Taxpayers can use two methods to calculate the VAT they must pay:
- General calculation = Current output VAT – current input VAT
- Simplified calculation = Sales volume * VAT levying rate
Consumption tax is a special tax imposed on the purchase of certain goods. In China, the consumption tax is applied to the following five categories of products:
- Products that are harmful to health, social order and the environment, including tobacco, alcohol, and fireworks
- Luxury goods such as precious jewelry and cosmetics
- High-energy consumption and high-end products like motorcycles and passenger vehicles
- Non-renewable and non-replaceable petroleum products like diesel oil and gasoline
- Financially significant products like tires for motor vehicles
A company that processes these goods must withhold and pay consumption tax based on the value of the raw materials used to process them. These taxes must be filed monthly.
Who Pays for Freight and Insurance?
Who is responsible for freight and insurance on imported goods depends on how the sales contract is worded.

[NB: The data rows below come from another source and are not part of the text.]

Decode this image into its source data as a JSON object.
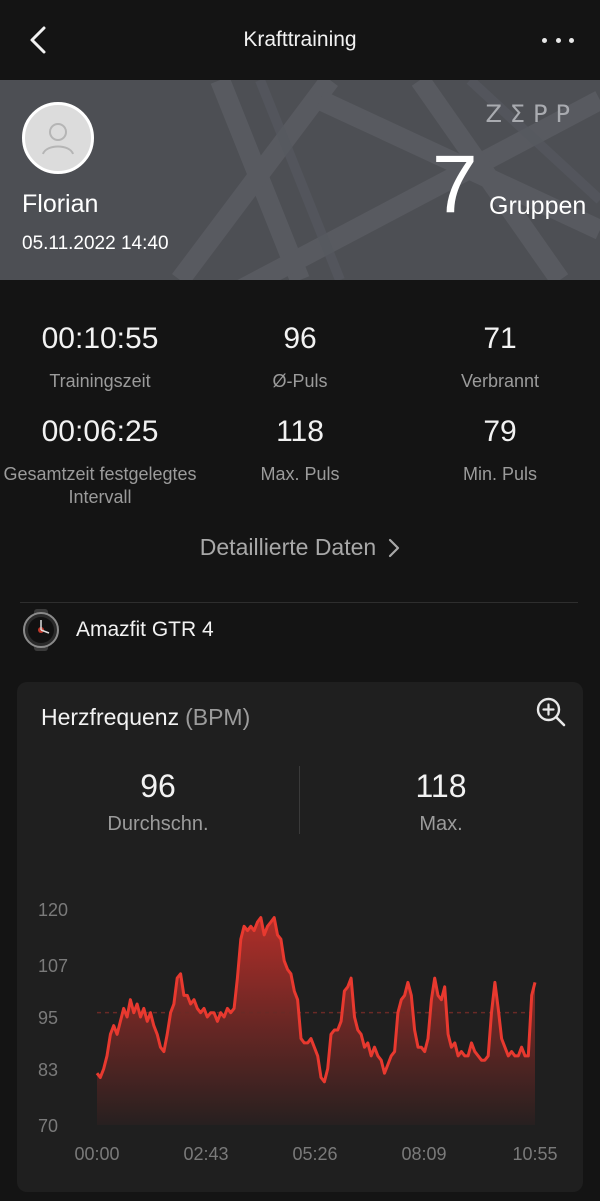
{
  "header": {
    "title": "Krafttraining"
  },
  "profile": {
    "name": "Florian",
    "datetime": "05.11.2022 14:40",
    "brand": "ZΣPP",
    "groups_count": "7",
    "groups_label": "Gruppen"
  },
  "stats": [
    {
      "value": "00:10:55",
      "label": "Trainingszeit"
    },
    {
      "value": "96",
      "label": "Ø-Puls"
    },
    {
      "value": "71",
      "label": "Verbrannt"
    },
    {
      "value": "00:06:25",
      "label": "Gesamtzeit festgelegtes Intervall"
    },
    {
      "value": "118",
      "label": "Max. Puls"
    },
    {
      "value": "79",
      "label": "Min. Puls"
    }
  ],
  "details_link": "Detaillierte Daten",
  "device": {
    "name": "Amazfit GTR 4"
  },
  "heart_card": {
    "title": "Herzfrequenz",
    "unit": "(BPM)",
    "avg_value": "96",
    "avg_label": "Durchschn.",
    "max_value": "118",
    "max_label": "Max."
  },
  "chart_data": {
    "type": "area",
    "title": "Herzfrequenz (BPM)",
    "xlabel": "",
    "ylabel": "",
    "x_ticks": [
      "00:00",
      "02:43",
      "05:26",
      "08:09",
      "10:55"
    ],
    "y_ticks": [
      120,
      107,
      95,
      83,
      70
    ],
    "ylim": [
      70,
      120
    ],
    "xlim_seconds": [
      0,
      655
    ],
    "avg_line": 96,
    "grid": false,
    "color": "#e8392f",
    "series": [
      {
        "x": [
          0,
          5,
          10,
          15,
          20,
          25,
          30,
          35,
          40,
          45,
          50,
          55,
          60,
          65,
          70,
          75,
          80,
          85,
          90,
          95,
          100,
          105,
          110,
          115,
          120,
          125,
          130,
          135,
          140,
          145,
          150,
          155,
          160,
          165,
          170,
          175,
          180,
          185,
          190,
          195,
          200,
          205,
          210,
          215,
          220,
          225,
          230,
          235,
          240,
          245,
          250,
          255,
          260,
          265,
          270,
          275,
          280,
          285,
          290,
          295,
          300,
          305,
          310,
          315,
          320,
          325,
          330,
          335,
          340,
          345,
          350,
          355,
          360,
          365,
          370,
          375,
          380,
          385,
          390,
          395,
          400,
          405,
          410,
          415,
          420,
          425,
          430,
          435,
          440,
          445,
          450,
          455,
          460,
          465,
          470,
          475,
          480,
          485,
          490,
          495,
          500,
          505,
          510,
          515,
          520,
          525,
          530,
          535,
          540,
          545,
          550,
          555,
          560,
          565,
          570,
          575,
          580,
          585,
          590,
          595,
          600,
          605,
          610,
          615,
          620,
          625,
          630,
          635,
          640,
          645,
          650,
          655
        ],
        "values": [
          82,
          81,
          83,
          86,
          91,
          93,
          91,
          94,
          97,
          95,
          99,
          96,
          98,
          95,
          97,
          94,
          96,
          93,
          91,
          88,
          87,
          91,
          96,
          98,
          104,
          105,
          100,
          100,
          98,
          99,
          97,
          96,
          97,
          95,
          96,
          96,
          94,
          96,
          95,
          97,
          96,
          97,
          104,
          113,
          116,
          115,
          116,
          115,
          117,
          118,
          114,
          116,
          117,
          118,
          114,
          113,
          108,
          106,
          105,
          101,
          99,
          90,
          89,
          89,
          90,
          88,
          86,
          81,
          80,
          83,
          91,
          92,
          92,
          94,
          101,
          102,
          104,
          95,
          92,
          91,
          88,
          89,
          86,
          88,
          86,
          85,
          82,
          84,
          86,
          87,
          96,
          99,
          100,
          103,
          100,
          92,
          88,
          88,
          87,
          90,
          99,
          104,
          100,
          99,
          102,
          91,
          88,
          89,
          86,
          87,
          86,
          86,
          89,
          87,
          86,
          85,
          85,
          86,
          96,
          103,
          97,
          90,
          88,
          86,
          87,
          86,
          86,
          88,
          86,
          86,
          100,
          103
        ]
      }
    ]
  }
}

If the contract includes the phrase “Cost, Insurance and Freight” or “CIF,” the seller is responsible for the costs to transport the goods and insurance. However, if the term “Free on Board” or “FOB” is used, the buyer is responsible for those expenses. Therefore, how the contract is worded will affect the overall value of the goods and the customs duties that will be required to be paid on them.
Seek Professional Guidance
Because import taxes and customs duties can have a significant impact on the price of imported goods, it is important that terms regarding their calculation and payment are carefully drafted by a professional. The type of good involved will also significantly affect the potential tax liability. In some scenarios, the good may be exempt from VAT. Consulting with a professional advisor on important tax and duties is recommended.